The declaration of a republic with great fanfare in the spirit of accommodation and pluralism was considered a magnificent success. Although we do not see politics as either purely conflictual or harmonious, the decline of the state and political corruption, especially Maoism and democratic reform uneasily aligned in Nepal today are matters of grave concern. Individualization of politics increasingly displays itself in the heterogeneity of public issue interests. However, two conditions are essential to stabilize democracy: first, the democratic structures must not be a mere facade for actual governance, and second, elections must have a logical role in the resultant composition of power and policies. Treating the ignominious end of monarchy, understood as a threat to democracy, necessitates effective response to the challenge of democratization. Yet a political culture that emerged from realpolitik featured more accurately as ‘neo-sultanistic’ or ‘neo-patrimonial’ to the Nepali reality impedes democratization.

Institutionalization is a process by which parties become established to the extent to which they are deified in the public mind as a social organization to aggregate diverse interests and acquire value and stability. Nepal’s parties exist to capture state patronage. Politics is about winners and losers, influence and coercion, exchange and bargaining, coalitions and factions, conflict and compromise.

Nepal has had two failed trysts with democracy; we must acquire a threshold of socioeconomic development to sustain democracy. The consolidation process has been particularly difficult due to weak institutions, a contentious civil society, and indecisive elections. How can democracy strike roots when its tenets — freedom, liberty, security, and rule of law — are ignored? And that remains the principal cause of probable reversibility. Nepal has some favourable conditions: a culture that supports the values of democracy; a dominant religion not hostile to it; a military not adamantly opposed to it, people with a high degree of common sense, and politicians sophisticated enough to grasp different situations of a party system.

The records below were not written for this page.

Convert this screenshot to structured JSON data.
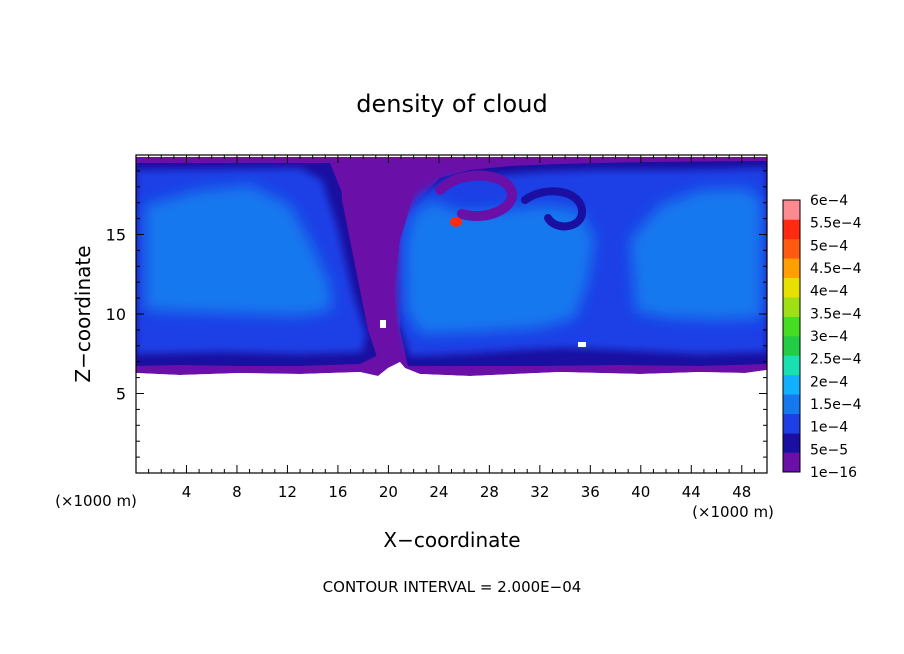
{
  "chart_data": {
    "type": "heatmap",
    "title": "density of cloud",
    "xlabel": "X−coordinate",
    "ylabel": "Z−coordinate",
    "x_unit": "(×1000 m)",
    "z_unit": "(×1000 m)",
    "xlim": [
      0,
      50
    ],
    "ylim": [
      0,
      20
    ],
    "x_ticks": [
      4,
      8,
      12,
      16,
      20,
      24,
      28,
      32,
      36,
      40,
      44,
      48
    ],
    "x_tick_labels": [
      "4",
      "8",
      "12",
      "16",
      "20",
      "24",
      "28",
      "32",
      "36",
      "40",
      "44",
      "48"
    ],
    "y_ticks": [
      5,
      10,
      15
    ],
    "y_tick_labels": [
      "5",
      "10",
      "15"
    ],
    "footer": "CONTOUR INTERVAL = 2.000E−04",
    "colorbar": {
      "levels": [
        "1e−16",
        "5e−5",
        "1e−4",
        "1.5e−4",
        "2e−4",
        "2.5e−4",
        "3e−4",
        "3.5e−4",
        "4e−4",
        "4.5e−4",
        "5e−4",
        "5.5e−4",
        "6e−4"
      ],
      "colors": [
        "#6a10a8",
        "#1a0fa0",
        "#1f3fe6",
        "#1478ef",
        "#10b0ff",
        "#18e0b0",
        "#22cc44",
        "#44dd22",
        "#9ee014",
        "#e8e000",
        "#ffa000",
        "#ff5a10",
        "#ff2a10",
        "#ff8a90"
      ]
    },
    "field_summary": {
      "cloud_base_z": 6.5,
      "cloud_top_z": 20,
      "clear_below_base": true,
      "dry_slot_x": [
        19,
        22
      ],
      "core_value_range": [
        "1e−4",
        "1.5e−4"
      ]
    }
  }
}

Politicians are, albeit superficially, deliberating whether to opt for presidential or parliamentary system for overtly effective governance and benevolent development. Constitutional monarchies seem to work better than parliamentary republics, and presidential governments seem preferable where monarchy no longer exists. This is either because of clear separation of powers between the state and various sectors of society or a specific provision effectively serving as a chief executive to make special pleas directly to the people. That federalism may tackle all problems of the nation and fit in well with the liberal and universal values of democracy is rather a poor predictor. Symmetrical federalism to the people is more conducive to stable democracy. Democracy is the political action of the people that culminates in the rule of a dependent elite for a pre-determined period. While it may be deemed oversimplification, every society discovers its own patterns of, to use Lasswell’s terminology, authority ‘practices’. There may be obscure reasons obstructing a unique mechanism to produce and develop norms to govern and to enable us to have a trustworthy basis for deliberative democracy.

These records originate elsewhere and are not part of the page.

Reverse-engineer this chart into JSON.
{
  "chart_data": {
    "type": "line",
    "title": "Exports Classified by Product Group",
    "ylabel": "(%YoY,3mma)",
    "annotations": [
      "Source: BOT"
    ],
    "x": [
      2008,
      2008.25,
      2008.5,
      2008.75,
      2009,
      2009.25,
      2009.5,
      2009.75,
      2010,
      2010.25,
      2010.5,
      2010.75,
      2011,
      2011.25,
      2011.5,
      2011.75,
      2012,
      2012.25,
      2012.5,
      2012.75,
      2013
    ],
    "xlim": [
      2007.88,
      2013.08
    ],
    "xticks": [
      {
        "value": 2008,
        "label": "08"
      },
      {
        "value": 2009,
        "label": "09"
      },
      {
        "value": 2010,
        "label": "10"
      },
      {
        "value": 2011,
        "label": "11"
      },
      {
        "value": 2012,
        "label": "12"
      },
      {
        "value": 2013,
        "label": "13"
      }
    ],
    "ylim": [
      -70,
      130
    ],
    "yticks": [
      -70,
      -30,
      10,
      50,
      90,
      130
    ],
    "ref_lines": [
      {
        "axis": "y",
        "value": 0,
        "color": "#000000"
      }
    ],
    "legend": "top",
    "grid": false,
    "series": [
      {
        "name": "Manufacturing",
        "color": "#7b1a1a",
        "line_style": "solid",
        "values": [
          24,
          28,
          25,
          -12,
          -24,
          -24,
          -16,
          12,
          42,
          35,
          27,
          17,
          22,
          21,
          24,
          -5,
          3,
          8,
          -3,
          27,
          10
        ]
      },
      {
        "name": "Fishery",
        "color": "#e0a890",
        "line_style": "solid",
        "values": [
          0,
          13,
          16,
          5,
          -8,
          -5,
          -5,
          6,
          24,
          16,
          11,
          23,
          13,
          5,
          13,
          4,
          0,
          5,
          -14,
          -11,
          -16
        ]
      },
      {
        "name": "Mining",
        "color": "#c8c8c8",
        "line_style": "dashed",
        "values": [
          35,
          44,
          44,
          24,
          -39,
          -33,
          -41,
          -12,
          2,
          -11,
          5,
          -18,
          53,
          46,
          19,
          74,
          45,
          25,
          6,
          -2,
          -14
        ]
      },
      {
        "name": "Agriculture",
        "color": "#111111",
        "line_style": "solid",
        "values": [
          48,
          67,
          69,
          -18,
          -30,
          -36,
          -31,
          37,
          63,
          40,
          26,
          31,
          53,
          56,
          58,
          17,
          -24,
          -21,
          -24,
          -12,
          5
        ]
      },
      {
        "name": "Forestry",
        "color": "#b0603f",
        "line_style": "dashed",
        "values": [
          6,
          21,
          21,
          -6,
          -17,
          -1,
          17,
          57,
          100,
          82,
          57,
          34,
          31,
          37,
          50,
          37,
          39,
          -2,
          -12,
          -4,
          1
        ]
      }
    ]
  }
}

True, the Maoists ultimately want a single-party rule and a mafia socialism. Neither can be realized because the common man no longer ascribes to them. While pursuing a public oriented political process, they must irrevocably give in to competitive democracy. They will still remain far away from the liberal democracy of the self-acclaimed democrats spearheaded by the grand old man that contributed to what Moore called a ‘rentier state’ benefiting only a few oligarchs having subtle strategies that formed Hedley Bull’s ‘anarchical society’ and plainly amounted to a ‘democratic deficit’ in Habermasian conception of instrumental political interests. Nonetheless, Girija Prasad Koirala would ultimately do good to the country if he engaged in a worthy discourse in consonance with political realism and tested principles.